Kenar masalarda oturan Gaymak Veli’ye laf attı Sibeksizlerin Hilmi.
- Üle Veli sen bu sene hiç ootalıklaada görünmedin ya, o gada yemekle yindi ben sene hiç göömedim akıdeş. Yemeği çomçok yiyen deye hocaların yanına mı oturdun yoksa.
Gaymak Veli oturduğu sandalyeyi sürüdü geldi ağır ağır. Muhabbete katılacaktı. Neşeli neşeli başlattı anlatmaya.

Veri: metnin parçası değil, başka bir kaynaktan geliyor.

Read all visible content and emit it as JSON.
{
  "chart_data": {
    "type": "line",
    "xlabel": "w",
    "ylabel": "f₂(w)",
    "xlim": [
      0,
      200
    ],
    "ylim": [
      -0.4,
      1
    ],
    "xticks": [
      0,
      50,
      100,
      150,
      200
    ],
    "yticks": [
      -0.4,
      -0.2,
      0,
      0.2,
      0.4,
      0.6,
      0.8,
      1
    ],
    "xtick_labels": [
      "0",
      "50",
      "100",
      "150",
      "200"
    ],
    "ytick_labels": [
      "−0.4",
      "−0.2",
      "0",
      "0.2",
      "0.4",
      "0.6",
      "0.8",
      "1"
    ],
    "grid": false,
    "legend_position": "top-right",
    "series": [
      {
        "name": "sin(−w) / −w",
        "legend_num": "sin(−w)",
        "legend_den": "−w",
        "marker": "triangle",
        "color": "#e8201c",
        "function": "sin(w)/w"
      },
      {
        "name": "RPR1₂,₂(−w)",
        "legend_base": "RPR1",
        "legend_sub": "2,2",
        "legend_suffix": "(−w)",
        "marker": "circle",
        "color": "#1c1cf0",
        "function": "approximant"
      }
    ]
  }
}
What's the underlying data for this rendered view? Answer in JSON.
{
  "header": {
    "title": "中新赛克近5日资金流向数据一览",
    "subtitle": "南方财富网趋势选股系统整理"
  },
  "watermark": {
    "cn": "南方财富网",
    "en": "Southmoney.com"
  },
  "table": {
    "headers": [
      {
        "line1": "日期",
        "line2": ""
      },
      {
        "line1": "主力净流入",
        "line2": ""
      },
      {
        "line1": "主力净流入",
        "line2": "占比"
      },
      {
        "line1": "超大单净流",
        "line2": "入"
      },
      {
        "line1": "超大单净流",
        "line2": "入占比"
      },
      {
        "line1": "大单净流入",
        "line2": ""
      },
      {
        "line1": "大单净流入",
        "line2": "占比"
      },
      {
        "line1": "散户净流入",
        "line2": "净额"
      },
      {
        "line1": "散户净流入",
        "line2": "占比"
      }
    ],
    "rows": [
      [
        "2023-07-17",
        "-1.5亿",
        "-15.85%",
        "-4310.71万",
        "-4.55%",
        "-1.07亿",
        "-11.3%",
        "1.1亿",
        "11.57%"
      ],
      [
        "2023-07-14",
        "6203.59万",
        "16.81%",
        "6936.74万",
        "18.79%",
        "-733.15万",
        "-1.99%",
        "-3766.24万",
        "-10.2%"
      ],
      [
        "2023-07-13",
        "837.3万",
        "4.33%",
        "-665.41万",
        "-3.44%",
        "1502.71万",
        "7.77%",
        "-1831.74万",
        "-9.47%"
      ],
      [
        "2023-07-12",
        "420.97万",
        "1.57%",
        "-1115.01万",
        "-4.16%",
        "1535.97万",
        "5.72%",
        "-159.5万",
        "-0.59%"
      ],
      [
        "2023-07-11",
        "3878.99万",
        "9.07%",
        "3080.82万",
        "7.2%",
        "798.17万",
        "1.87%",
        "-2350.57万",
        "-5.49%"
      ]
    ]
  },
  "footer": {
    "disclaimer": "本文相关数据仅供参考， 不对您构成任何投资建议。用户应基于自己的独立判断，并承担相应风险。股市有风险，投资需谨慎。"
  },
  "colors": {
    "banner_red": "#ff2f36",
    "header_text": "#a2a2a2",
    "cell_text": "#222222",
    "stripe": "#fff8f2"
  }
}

- Aaan, ben bundan kellim gitmicem hiç bi yere deye kendi kendime söz veedim. Yazın başında daha Irmızan girmiden akıdeşin birinin sünnedi vadı. Ünledi ille ge akıdeş dedi. Ben de eh nasip olursa gelen dedim. Neyse yoveşcik yoveşcik Söğütdibi’ne sünnet evine doğru yola çıkdım. Yolda üç dene maliyeci akıdeş “Ağa ağır ol bakam nereye gitten” dedile. Oncazla da gitdeelemiş sünnede. Hep bir vadık, akıdeş bize hoş geldin dedi, bizde mübarek olsun dedik okusunu veedik. Bizim maliyecile abe hu masaya oturuverelim dedile. Onla üç kişi benlen bir dört. Oturduk masaya gaşıkla geldi, börtme turşu geldi. Oota yere çooba çanağı gondu. Ben aldım elime gaşığı vurcem çoobaya, emme bunla birbirlerine bi gaş göz eddile, bi çatırtı koptu, bi bakdım çooba bitmiş. Aakıdan guru fasille geldi. Gine bunla birbirlerinnen bakıştıla, bi gaş göz ettile gine bi çatırtı kopdu, bakdım fasille de bitmiş. Ondan sonra dolmaya sıra geldi. Ben hah dedim dolmadan bari yiriz galan dedim emme “Anam dolmayı sevmez, ben bölmeyi sevmem” değeninkinden bütün bütün atıyola ağızlarına. En nihayet keşkeğe geldi sıra onu da ıscak mıscak demedile, gine gaşlan göz arasında sildile süpürdüle. Ben şaş turşuya ekmecik bandım bandım yidim. Bide ne debbala ya, “Üle Veli abe, sen hasda bilenmin, işdahın yok yalım, bek bişey yimedin sen, valla senlen sofraya bilen oturulmaz insanı mahcup edersin akıdeş” deye bene laf eddile. Neyse galan kakdık sofradan. “Biz hinci dedile Ötüyaka’da filançının düğünü va, oraya gitderiz, ge seni de götürelim”
Aaan, dedim ben sizlen ne bi yeeceze giderin, ne de sofraya oturun, aman deyenlerin siz bi dene daha maliyeci bulun onlan gidin akıdeşle, dedim başımdan savdım.